How to… spring clean your kitchen

10 May 2013
How to… spring clean your kitchen

Keeping your kitchen spick and span protects both your business and your customers

Ensuring that food is safe for consumption is arguably the single most important role performed by the management of an eating establishment, and it is therefore imperative that commercial kitchens adhere to the highest levels of hygiene.

Every kitchen across the restaurant, hotel and hospitality industry will (or, at least, should) carry out daily cleaning routines to ensure general hygiene is maintained.

However, the gradual accumulation of grease and dust on less accessible surfaces, such as walls, ceilings, lights and kitchen fittings, can provide a potential breeding ground for bacteria. In the warmer spring and summer months, this can also lead to unpleasant odours, which could put off customers and demotivate staff.

Strict laws and regulations govern the standards of our food, and one of the most important factors in the success of any restaurant is hygiene and cleanliness.

Commercial kitchens in restaurants and hotels need to adhere to stringent cleaning regulations and, by law, staff must carry out regular deep cleans and fire risk assessments. If staff do not follow these practical measures, it could lead to vermin outbreak, food hygiene breaches and even closure of the business.

If you are unsure how regularly your premises require cleaning, it is always best to consult an expert. As with any external contractor, part of their role is to be fully up to speed on the latest legislation in their area of expertise. Specialist hygiene is no different, so if you're in any doubt as to how to tackle you grime, make sure you call a professional.

Karl King is training and product development manager at Rentokil Specialist Hygiene

Three ways to make a kitchen clean and safe

1 Establish a daily cleaning routine The most powerful tool in the fight against kitchen grime is routine. It is important that straightforward cleaning is scheduled and tracked, and that it takes place regularly and on time.

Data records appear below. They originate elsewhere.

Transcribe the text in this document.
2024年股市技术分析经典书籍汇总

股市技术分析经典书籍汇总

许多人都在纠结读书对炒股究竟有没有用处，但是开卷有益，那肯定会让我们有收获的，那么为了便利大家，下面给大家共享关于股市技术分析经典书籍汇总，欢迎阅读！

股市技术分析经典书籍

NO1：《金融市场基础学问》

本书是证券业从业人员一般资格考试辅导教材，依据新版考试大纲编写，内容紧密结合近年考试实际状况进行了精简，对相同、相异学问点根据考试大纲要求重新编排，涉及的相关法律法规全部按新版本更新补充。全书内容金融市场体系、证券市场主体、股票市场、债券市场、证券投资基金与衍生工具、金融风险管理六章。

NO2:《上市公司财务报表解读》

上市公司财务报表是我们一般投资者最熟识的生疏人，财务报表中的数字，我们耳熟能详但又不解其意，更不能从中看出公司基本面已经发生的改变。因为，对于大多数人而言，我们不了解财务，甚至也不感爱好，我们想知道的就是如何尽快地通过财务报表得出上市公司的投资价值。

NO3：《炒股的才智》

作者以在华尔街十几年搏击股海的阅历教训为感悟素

This can take the form of an in-depth, top-to-bottom clean every fortnight, or by cleaning specific areas of the kitchen each day.

For example, it is easy to prevent clogged drains by keeping peelings, coffee grounds and grease away from the plughole. Kitchen staff should also avoid pouring grease products down the drain and instead have them professionally disposed of.

2 Deep clean like an expert It is important to remember that daily cleaning will not eliminate the build-up of all dirt, grime and bacteria. Waste food, fats and grease production in commercial kitchens is an inevitable part of cooking, and kitchen managers need to make sure they deal with this waste properly.

Implementing a deep clean every few months is vital to maintaining a clean and safe kitchen. It is advisable to employ an expert to completely deep clean catering facilities and kitchens to combat any potential problems.

3 Check for fire hazards Cooking generates airborne grease, carbon and steam, which causes grime to build up in unseen areas such as ventilation ducts. If specialist cleaning is not carried out, these deposits can cause blockages, which reduce airflow and create foul odours. This, in turn, creates a health and fire hazard, and also contravenes the Food Safety Act 1990, meaning kitchen owners who allow such problems to persist could face a hefty fine from the authorities.

Arrange yearly inspections in line with current fire prevention regulations and, if necessary, employ the services of ventilation cleaning professionals.